オンライン将棋対局場でのレート変動は以下の通り
⊿R=  0 ⇒ 勝者+16、敗者-16

⊿R=200 ⇒ 上位者勝利+ 8、下位者敗北- 8
         上位者敗北-24、下位者勝利+24

⊿R≧400 ⇒ 上位者勝利+ 1、下位者敗北- 1
         上位者敗北-31、下位者勝利+31

さて、非公式ではあるが順位戦別のプロ棋士のレートを算出しているサイトがあるので興味があれば、下記リンクを参照されたい。

レートが1750を超えている棋士は安定してハイクオリティな将棋を指しているものと自分は見ている。藤井二冠のレートはぶっちぎりの1位で2021年4月29日現在で2024と唯一人2000の大台に乗っている。本来ならA級に在籍していない方がおかしいレートであることからして、来期のB級1組で昇級することが期待される。2位の渡辺名人は1943と80ほど差をつけられている。
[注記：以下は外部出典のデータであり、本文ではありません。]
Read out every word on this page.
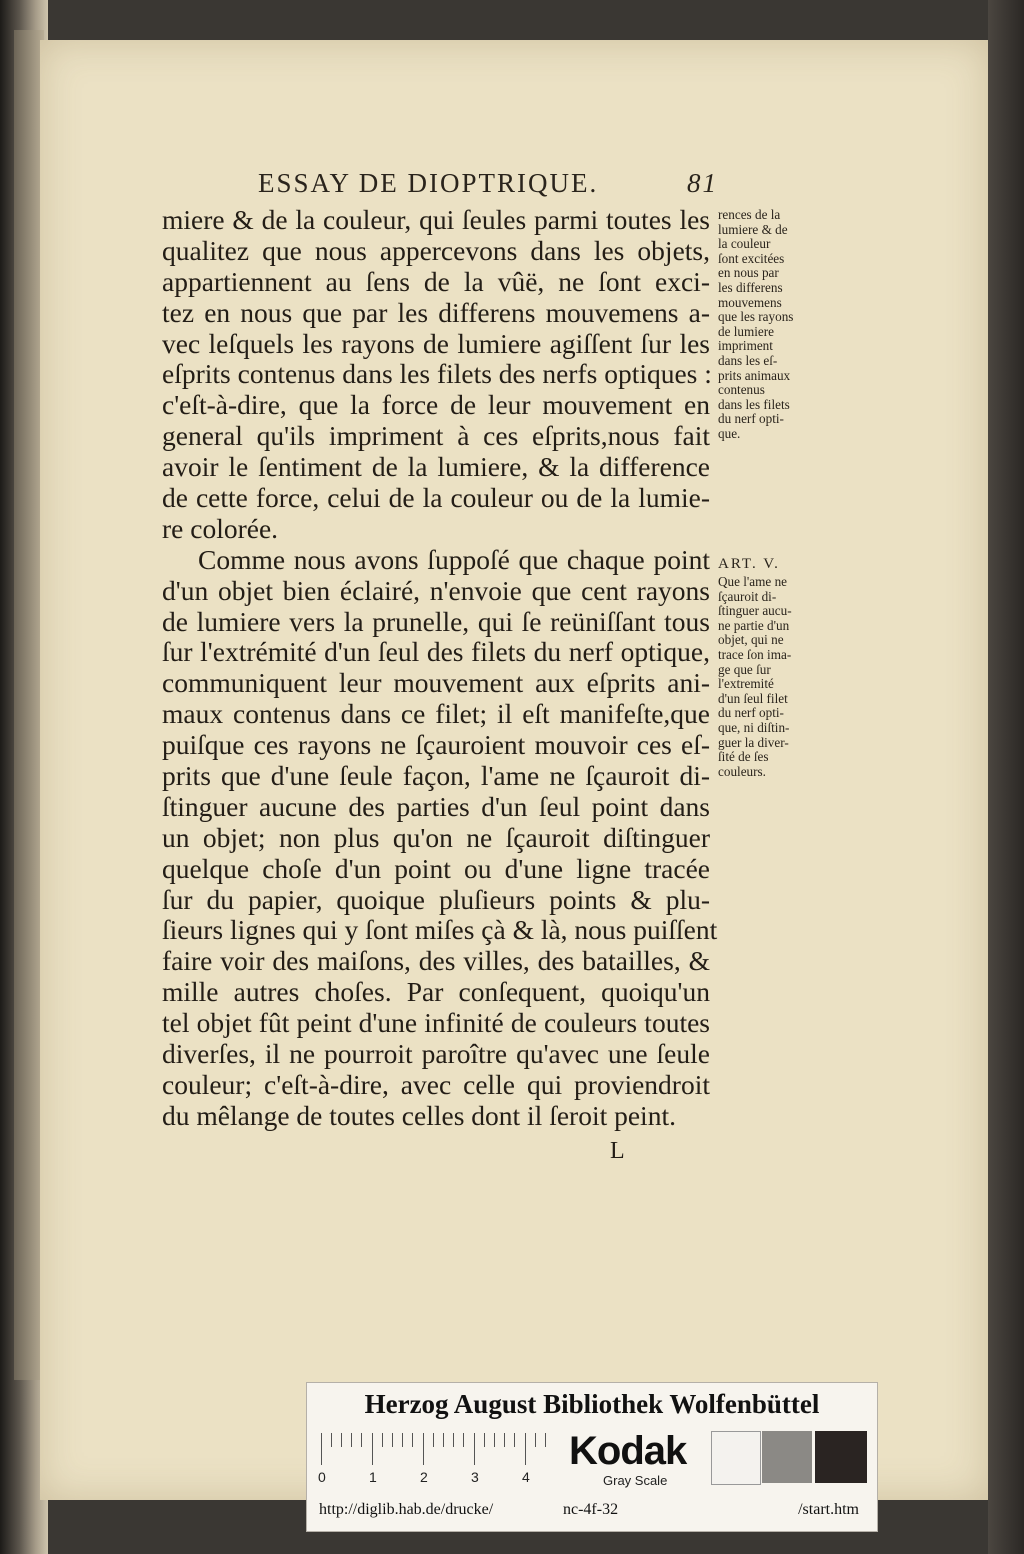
ESSAY DE DIOPTRIQUE.	81
miere & de la couleur, qui ſeules parmi toutes les
qualitez que nous appercevons dans les objets,
appartiennent au ſens de la vûë, ne ſont exci-
tez en nous que par les differens mouvemens a-
vec leſquels les rayons de lumiere agiſſent ſur les
eſprits contenus dans les filets des nerfs optiques :
c'eſt-à-dire, que la force de leur mouvement en
general qu'ils impriment à ces eſprits,nous fait
avoir le ſentiment de la lumiere, & la difference
de cette force, celui de la couleur ou de la lumie-
re colorée.
Comme nous avons ſuppoſé que chaque point
d'un objet bien éclairé, n'envoie que cent rayons
de lumiere vers la prunelle, qui ſe reüniſſant tous
ſur l'extrémité d'un ſeul des filets du nerf optique,
communiquent leur mouvement aux eſprits ani-
maux contenus dans ce filet; il eſt manifeſte,que
puiſque ces rayons ne ſçauroient mouvoir ces eſ-
prits que d'une ſeule façon, l'ame ne ſçauroit di-
ſtinguer aucune des parties d'un ſeul point dans
un objet; non plus qu'on ne ſçauroit diſtinguer
quelque choſe d'un point ou d'une ligne tracée
ſur du papier, quoique pluſieurs points & plu-
ſieurs lignes qui y ſont miſes çà & là, nous puiſſent
faire voir des maiſons, des villes, des batailles, &
mille autres choſes. Par conſequent, quoiqu'un
tel objet fût peint d'une infinité de couleurs toutes
diverſes, il ne pourroit paroître qu'avec une ſeule
couleur; c'eſt-à-dire, avec celle qui proviendroit
du mêlange de toutes celles dont il ſeroit peint.
rences de la
lumiere & de
la couleur
ſont excitées
en nous par
les differens
mouvemens
que les rayons
de lumiere
impriment
dans les eſ-
prits animaux
contenus
dans les filets
du nerf opti-
que.
ART. V.
Que l'ame ne
ſçauroit di-
ſtinguer aucu-
ne partie d'un
objet, qui ne
trace ſon ima-
ge que ſur
l'extremité
d'un ſeul filet
du nerf opti-
que, ni diſtin-
guer la diver-
ſité de ſes
couleurs.
L
Herzog August Bibliothek Wolfenbüttel
0	1	2	3	4
Kodak
Gray Scale
http://diglib.hab.de/drucke/	nc-4f-32	/start.htm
このデータを全面的に信用するとしよう。藤井二冠と渡辺名人が対戦した場合の勝率は上記の指標からすると60%対40%くらいになるし、それ以上にレート差⊿Rがある棋士との対戦では藤井二冠の勝率は更に上がるものと予想される。実際に数値通りの勝敗になるとは限らないが、現時点におけるプロ棋士の強さを相対的に数値化したレートを見比べた方が一般人にとっては分かりやすい気がする。

このままのレートで推移したとすると、レートの数値通り2024年頃には藤井二冠はタイトルの独占に挑戦しているかもしれない……。

タイトル独占にまつわる将棋界のドラマとか

タイトル独占で思い出すのは第44期王将戦だろう。1995年1月17日、阪神大震災が発生した。神戸出身で被災した谷川王将は時の羽生六冠の挑戦を受けて立つこととなり、世間は「羽生、初の七冠独占なるか!?」と大いに注目した。プロ棋士からすれば、自分以外がタイトルを独占するのは面白くないし、屈辱でもある。そういった背景もありつつ、谷川王将は羽生六冠との王将防衛戦に臨んだのであった。

勝負は両者3勝3敗とお互いに譲らず、最終第7局までもつれた。千日手指直しが入った激闘の末、最後の最後に谷川王将が勝って見事 ”王将” を防衛し、被災地・神戸を勇気づけたのはとてもドラマティックであった(翌年、羽生六冠は保持したタイトルを全て防衛し、王将を奪取して七冠を達成した)。

ちなみに「がんばろうKOBE」を合言葉に戦ったイチローを擁するオリックスもこの年優勝している。戦う理由、勝ちたい理由が明確にある時、人やチームには別次元の力が宿るのかもしれない。